There were some old compression functions in SCR that I had experimented with once. In case that's helpful later: https://github.com/LLNL/scr/blob/legacy/src/scr_compress.c
A little off topic, but related... for users who are willing to let us compress their files, they might also be willing to let us combine their many files into fewer files. We had something like that in the old SCR called "containers". This basically appended data from MPI ranks back-to-back into large, fixed-size container files. For that, you have to do some math to determine where each rank needs to write its data in those container files: https://github.com/LLNL/scr/blob/68414920bf40f85afce8c88c9b042ba30a928f49/src/scr_flush.c#L394 https://github.com/LLNL/scr/blob/68414920bf40f85afce8c88c9b042ba30a928f49/src/scr_flush.c#L649 https://github.com/LLNL/scr/blob/68414920bf40f85afce8c88c9b042ba30a928f49/src/scr_flush_sync.c#L100
That info was maintained in the SCR metadata for the dataset, and we used that info to read the files back out: https://github.com/LLNL/scr/blob/68414920bf40f85afce8c88c9b042ba30a928f49/src/scr_fetch.c#L141
This data compression and file aggregation would be very useful for the memory-based interface of VeloC.
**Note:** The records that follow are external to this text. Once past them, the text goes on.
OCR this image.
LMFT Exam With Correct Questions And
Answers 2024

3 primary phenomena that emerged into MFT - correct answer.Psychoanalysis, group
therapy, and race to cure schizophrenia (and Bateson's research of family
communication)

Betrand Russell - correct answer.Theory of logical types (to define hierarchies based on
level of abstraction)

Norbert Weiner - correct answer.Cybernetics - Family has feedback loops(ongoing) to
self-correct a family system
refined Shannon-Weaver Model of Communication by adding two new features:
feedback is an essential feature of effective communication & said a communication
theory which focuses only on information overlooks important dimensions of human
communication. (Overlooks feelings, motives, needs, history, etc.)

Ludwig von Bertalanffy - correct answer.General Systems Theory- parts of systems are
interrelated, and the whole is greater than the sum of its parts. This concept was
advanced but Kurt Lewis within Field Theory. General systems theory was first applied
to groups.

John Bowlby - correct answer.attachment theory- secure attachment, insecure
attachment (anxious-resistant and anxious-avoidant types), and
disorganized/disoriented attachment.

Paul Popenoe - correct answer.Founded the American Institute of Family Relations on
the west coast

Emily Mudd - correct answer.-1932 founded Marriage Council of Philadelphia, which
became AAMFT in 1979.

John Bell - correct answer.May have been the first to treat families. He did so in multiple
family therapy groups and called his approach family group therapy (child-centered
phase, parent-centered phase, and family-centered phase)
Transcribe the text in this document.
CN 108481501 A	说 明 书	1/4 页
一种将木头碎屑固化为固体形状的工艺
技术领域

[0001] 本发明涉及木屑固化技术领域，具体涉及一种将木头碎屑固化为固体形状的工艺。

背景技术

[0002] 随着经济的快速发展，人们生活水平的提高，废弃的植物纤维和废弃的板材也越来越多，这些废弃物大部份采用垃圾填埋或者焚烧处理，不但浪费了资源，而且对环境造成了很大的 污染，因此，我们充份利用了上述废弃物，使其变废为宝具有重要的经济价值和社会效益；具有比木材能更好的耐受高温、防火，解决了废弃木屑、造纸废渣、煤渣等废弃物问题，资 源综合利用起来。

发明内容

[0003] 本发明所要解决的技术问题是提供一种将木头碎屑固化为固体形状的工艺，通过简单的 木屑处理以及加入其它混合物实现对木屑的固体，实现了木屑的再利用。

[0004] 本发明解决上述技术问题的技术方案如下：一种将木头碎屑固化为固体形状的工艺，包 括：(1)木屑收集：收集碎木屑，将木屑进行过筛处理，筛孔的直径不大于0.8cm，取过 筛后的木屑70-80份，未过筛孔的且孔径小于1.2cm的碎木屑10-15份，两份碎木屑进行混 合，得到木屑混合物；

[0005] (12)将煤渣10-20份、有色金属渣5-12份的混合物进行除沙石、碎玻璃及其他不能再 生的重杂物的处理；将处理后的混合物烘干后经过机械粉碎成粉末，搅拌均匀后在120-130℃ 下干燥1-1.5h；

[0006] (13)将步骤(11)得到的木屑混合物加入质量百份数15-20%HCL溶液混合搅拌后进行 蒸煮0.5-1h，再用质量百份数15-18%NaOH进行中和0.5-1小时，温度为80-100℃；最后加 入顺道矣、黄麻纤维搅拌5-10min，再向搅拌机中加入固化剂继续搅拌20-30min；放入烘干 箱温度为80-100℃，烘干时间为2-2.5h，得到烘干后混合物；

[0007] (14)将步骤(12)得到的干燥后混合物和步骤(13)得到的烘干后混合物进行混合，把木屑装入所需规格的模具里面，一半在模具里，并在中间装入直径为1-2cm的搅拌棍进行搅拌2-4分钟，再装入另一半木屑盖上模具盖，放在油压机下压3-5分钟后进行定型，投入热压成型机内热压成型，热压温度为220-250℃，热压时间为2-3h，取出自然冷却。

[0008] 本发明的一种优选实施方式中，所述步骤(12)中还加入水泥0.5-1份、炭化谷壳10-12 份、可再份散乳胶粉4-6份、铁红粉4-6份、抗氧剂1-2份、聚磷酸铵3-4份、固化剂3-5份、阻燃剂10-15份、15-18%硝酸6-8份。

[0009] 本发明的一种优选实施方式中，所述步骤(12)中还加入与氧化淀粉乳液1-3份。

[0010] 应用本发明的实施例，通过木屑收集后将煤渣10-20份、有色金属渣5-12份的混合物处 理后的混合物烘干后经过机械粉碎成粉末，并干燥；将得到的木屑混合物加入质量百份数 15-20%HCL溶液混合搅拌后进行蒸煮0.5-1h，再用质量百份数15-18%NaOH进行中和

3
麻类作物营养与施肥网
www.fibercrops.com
We should consider adding compression in SCR. We mention wanting to do it in https://computing.llnl.gov/projects/scalable-checkpoint-restart-for-mpi and in src/scr_io.c:
I can see cases where it would be beneficial, and cases where it wouldn't. If we did it, I'd recommend we use zstandard (https://github.com/facebook/zstd) which is currently the best compressor/decompressor out there.